The International Union for Conservation of Nature, the global authority on the status of the natural world, has put the migratory monarch butterfly on its Red List as endangered.

The IUCN found monarch populations have shrunk between 22% and 72% over the past decade. The western population, around Utah, has the greatest risk of extinction. It’s estimated western migratory monarch populations have declined 99.9%. They went from a population of about 10 million in the 1980s to 1,914 butterflies in 2021.

The cause is habitat loss and climate change.

Zach Schumm, an insect diagnostician from Utah State University, said another big impact has been pesticides. For example, Roundup Ready crops are protected from pesticides sprayed to remove unwanted plants, like milkweed — which is the only food source for monarch larvae. Illegal and legal logging has destroyed habitats as well.

Changing weather is also a problem.

“Extreme weather events that are happening are reducing a lot of those overwintering populations,” Schumm said.

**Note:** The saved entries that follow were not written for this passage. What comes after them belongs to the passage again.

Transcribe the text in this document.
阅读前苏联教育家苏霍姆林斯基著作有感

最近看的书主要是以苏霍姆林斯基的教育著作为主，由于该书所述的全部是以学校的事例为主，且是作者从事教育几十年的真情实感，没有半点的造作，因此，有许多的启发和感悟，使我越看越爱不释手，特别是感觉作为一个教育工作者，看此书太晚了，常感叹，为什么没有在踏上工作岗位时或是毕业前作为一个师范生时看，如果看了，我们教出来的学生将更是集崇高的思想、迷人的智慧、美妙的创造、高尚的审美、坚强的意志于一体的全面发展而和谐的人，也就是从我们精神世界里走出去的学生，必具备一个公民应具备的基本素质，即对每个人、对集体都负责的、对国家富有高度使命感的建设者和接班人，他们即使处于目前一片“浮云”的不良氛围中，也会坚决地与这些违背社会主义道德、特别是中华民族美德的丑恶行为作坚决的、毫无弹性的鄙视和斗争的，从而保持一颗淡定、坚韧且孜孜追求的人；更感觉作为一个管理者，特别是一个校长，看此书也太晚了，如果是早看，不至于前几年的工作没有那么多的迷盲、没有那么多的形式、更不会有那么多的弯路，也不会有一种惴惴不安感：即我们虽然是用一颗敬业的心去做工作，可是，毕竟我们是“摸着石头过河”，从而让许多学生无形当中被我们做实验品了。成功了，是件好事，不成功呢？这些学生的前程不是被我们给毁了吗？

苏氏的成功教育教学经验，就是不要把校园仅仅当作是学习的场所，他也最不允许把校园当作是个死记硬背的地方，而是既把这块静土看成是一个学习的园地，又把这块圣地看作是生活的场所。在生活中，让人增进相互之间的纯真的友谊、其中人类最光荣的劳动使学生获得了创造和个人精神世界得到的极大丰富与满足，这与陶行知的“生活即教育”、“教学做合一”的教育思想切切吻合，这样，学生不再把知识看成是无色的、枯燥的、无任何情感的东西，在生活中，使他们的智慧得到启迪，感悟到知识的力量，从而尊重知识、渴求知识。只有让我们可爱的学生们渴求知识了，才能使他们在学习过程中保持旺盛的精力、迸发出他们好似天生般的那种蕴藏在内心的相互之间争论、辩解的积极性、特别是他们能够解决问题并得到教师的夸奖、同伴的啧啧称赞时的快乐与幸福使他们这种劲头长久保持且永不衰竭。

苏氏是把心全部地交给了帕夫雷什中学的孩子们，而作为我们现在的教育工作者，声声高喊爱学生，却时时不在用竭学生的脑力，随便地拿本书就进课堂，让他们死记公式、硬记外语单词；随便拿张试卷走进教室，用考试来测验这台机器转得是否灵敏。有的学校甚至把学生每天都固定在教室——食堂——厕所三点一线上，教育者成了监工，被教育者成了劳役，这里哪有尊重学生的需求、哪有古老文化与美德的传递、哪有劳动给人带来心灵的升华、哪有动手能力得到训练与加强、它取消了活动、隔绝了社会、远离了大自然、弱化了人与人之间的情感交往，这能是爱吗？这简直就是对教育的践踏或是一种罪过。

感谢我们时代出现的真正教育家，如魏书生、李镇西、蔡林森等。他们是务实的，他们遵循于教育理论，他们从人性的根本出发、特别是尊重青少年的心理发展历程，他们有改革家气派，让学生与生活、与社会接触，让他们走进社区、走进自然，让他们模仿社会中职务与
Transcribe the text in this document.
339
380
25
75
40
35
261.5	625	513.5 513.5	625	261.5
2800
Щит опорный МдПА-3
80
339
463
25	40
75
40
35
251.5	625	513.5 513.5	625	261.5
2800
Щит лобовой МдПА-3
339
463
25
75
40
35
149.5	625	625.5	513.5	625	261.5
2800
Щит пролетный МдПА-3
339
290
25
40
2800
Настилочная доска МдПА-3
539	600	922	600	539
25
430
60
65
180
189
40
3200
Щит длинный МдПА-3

Listing as endangered under the IUCN doesn’t give the migratory monarch any protection like it would under the U.S. Endangered Species Act, though. In 2020, the U.S. Fish and Wildlife Service said the migratory monarch is warranted to be listed but because there are species of higher priority, they didn’t add the butterfly. The service intends to propose listing the monarch as endangered in 2024.

Why preservation is important

The migratory monarch butterfly is the canary in the coal mine.

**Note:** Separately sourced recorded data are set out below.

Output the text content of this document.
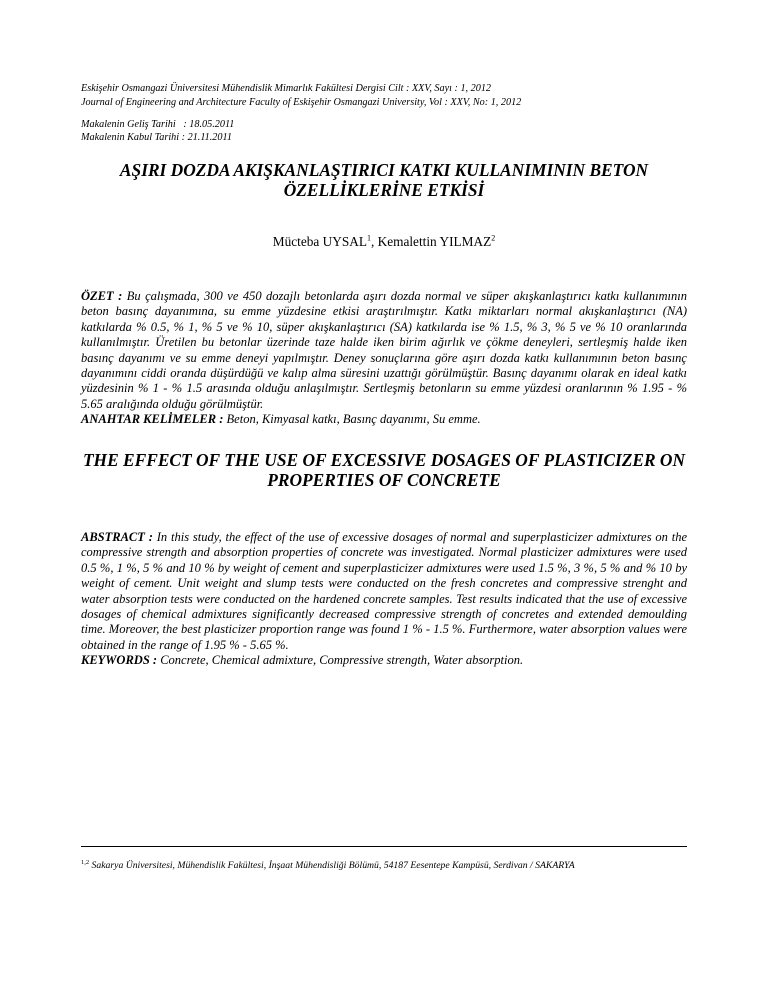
Eskişehir Osmangazi Üniversitesi Mühendislik Mimarlık Fakültesi Dergisi Cilt : XXV, Sayı : 1, 2012
Journal of Engineering and Architecture Faculty of Eskişehir Osmangazi University, Vol : XXV, No: 1, 2012
Makalenin Geliş Tarihi   : 18.05.2011
Makalenin Kabul Tarihi : 21.11.2011
AŞIRI DOZDA AKIŞKANLAŞTIRICI KATKI KULLANIMININ BETON ÖZELLİKLERİNE ETKİSİ
Mücteba UYSAL$^1$, Kemalettin YILMAZ$^2$
ÖZET : Bu çalışmada, 300 ve 450 dozajlı betonlarda aşırı dozda normal ve süper akışkanlaştırıcı katkı kullanımının beton basınç dayanımına, su emme yüzdesine etkisi araştırılmıştır. Katkı miktarları normal akışkanlaştırıcı (NA) katkılarda % 0.5, % 1, % 5 ve % 10, süper akışkanlaştırıcı (SA) katkılarda ise % 1.5, % 3, % 5 ve % 10 oranlarında kullanılmıştır. Üretilen bu betonlar üzerinde taze halde iken birim ağırlık ve çökme deneyleri, sertleşmiş halde iken basınç dayanımı ve su emme deneyi yapılmıştır. Deney sonuçlarına göre aşırı dozda katkı kullanımının beton basınç dayanımını ciddi oranda düşürdüğü ve kalıp alma süresini uzattığı görülmüştür. Basınç dayanımı olarak en ideal katkı yüzdesinin % 1 - % 1.5 arasında olduğu anlaşılmıştır. Sertleşmiş betonların su emme yüzdesi oranlarının % 1.95 - % 5.65 aralığında olduğu görülmüştür.
ANAHTAR KELİMELER : Beton, Kimyasal katkı, Basınç dayanımı, Su emme.
THE EFFECT OF THE USE OF EXCESSIVE DOSAGES OF PLASTICIZER ON PROPERTIES OF CONCRETE
ABSTRACT : In this study, the effect of the use of excessive dosages of normal and superplasticizer admixtures on the compressive strength and absorption properties of concrete was investigated. Normal plasticizer admixtures were used 0.5 %, 1 %, 5 % and 10 % by weight of cement and superplasticizer admixtures were used 1.5 %, 3 %, 5 % and % 10 by weight of cement. Unit weight and slump tests were conducted on the fresh concretes and compressive strenght and water absorption tests were conducted on the hardened concrete samples. Test results indicated that the use of excessive dosages of chemical admixtures significantly decreased compressive strength of concretes and extended demoulding time. Moreover, the best plasticizer proportion range was found 1 % - 1.5 %. Furthermore, water absorption values were obtained in the range of 1.95 % - 5.65 %.
KEYWORDS : Concrete, Chemical admixture, Compressive strength, Water absorption.
$^{1,2}$ Sakarya Üniversitesi, Mühendislik Fakültesi, İnşaat Mühendisliği Bölümü, 54187 Eesentepe Kampüsü, Serdivan / SAKARYA
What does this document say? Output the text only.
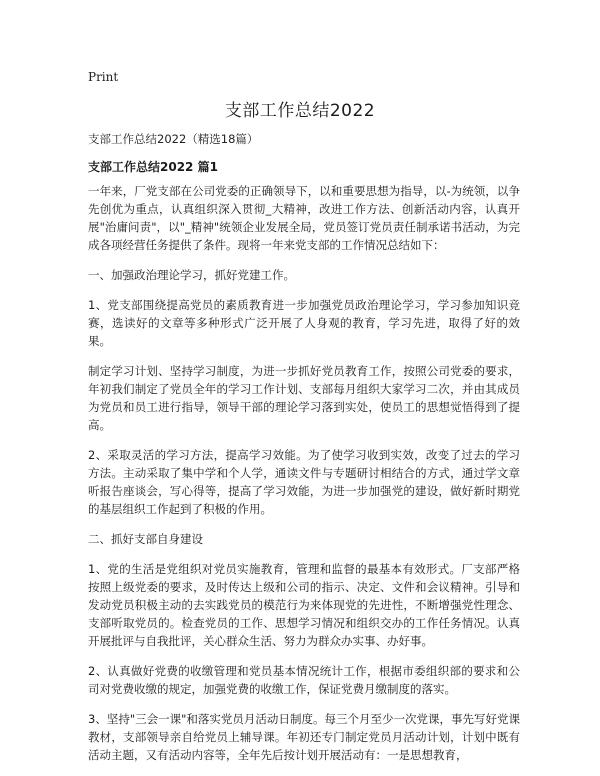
Print
支部工作总结2022
支部工作总结2022（精选18篇）
支部工作总结2022 篇1

一年来，厂党支部在公司党委的正确领导下，以和重要思想为指导，以-为统领，以争先创优为重点，认真组织深入贯彻_大精神，改进工作方法、创新活动内容，认真开展"治庸问责"，以"_精神"统领企业发展全局，党员签订党员责任制承诺书活动，为完成各项经营任务提供了条件。现将一年来党支部的工作情况总结如下：

一、加强政治理论学习，抓好党建工作。

1、党支部围绕提高党员的素质教育进一步加强党员政治理论学习，学习参加知识竞赛，选读好的文章等多种形式广泛开展了人身观的教育，学习先进，取得了好的效果。

制定学习计划、坚持学习制度，为进一步抓好党员教育工作，按照公司党委的要求，年初我们制定了党员全年的学习工作计划、支部每月组织大家学习二次，并由其成员为党员和员工进行指导，领导干部的理论学习落到实处，使员工的思想觉悟得到了提高。

2、采取灵活的学习方法，提高学习效能。为了使学习收到实效，改变了过去的学习方法。主动采取了集中学和个人学，通读文件与专题研讨相结合的方式，通过学文章听报告座谈会，写心得等，提高了学习效能，为进一步加强党的建设，做好新时期党的基层组织工作起到了积极的作用。

二、抓好支部自身建设

1、党的生活是党组织对党员实施教育，管理和监督的最基本有效形式。厂支部严格按照上级党委的要求，及时传达上级和公司的指示、决定、文件和会议精神。引导和发动党员积极主动的去实践党员的模范行为来体现党的先进性，不断增强党性理念、支部听取党员的。检查党员的工作、思想学习情况和组织交办的工作任务情况。认真开展批评与自我批评，关心群众生活、努力为群众办实事、办好事。

2、认真做好党费的收缴管理和党员基本情况统计工作，根据市委组织部的要求和公司对党费收缴的规定，加强党费的收缴工作，保证党费月缴制度的落实。

3、坚持"三会一课"和落实党员月活动日制度。每三个月至少一次党课，事先写好党课教材，支部领导亲自给党员上辅导课。年初还专门制定党员月活动计划，计划中既有活动主题，又有活动内容等，全年先后按计划开展活动有：一是思想教育，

“Declines in monarchs often reflect the declines in many other butterflies, these and other beneficial insects and pollinators,” Howard said. “If we lose our butterflies and bees and other pollinators, we’re taking away resources from entire ecosystems.”

There’s also a nostalgic argument to be made for preservation, since, as Howard sees it, monarchs “make their presence known in so many people’s lives.”

“Folks have been mostly familiar with them from a young age, and so I think there’s an emotional tie there.”

For Lukens, the migration pattern is worth preserving.

“They have one of the longest migrations in the world, especially of an insect that weighs so little, like less than a gram,” she said. “I think the migratory phenomenon is really amazing and that’s really what we’re worried about losing.”

And for Schumm, it’s just because they’re “an amazing creature that should in no way, shape or form be extinct due to humanity.”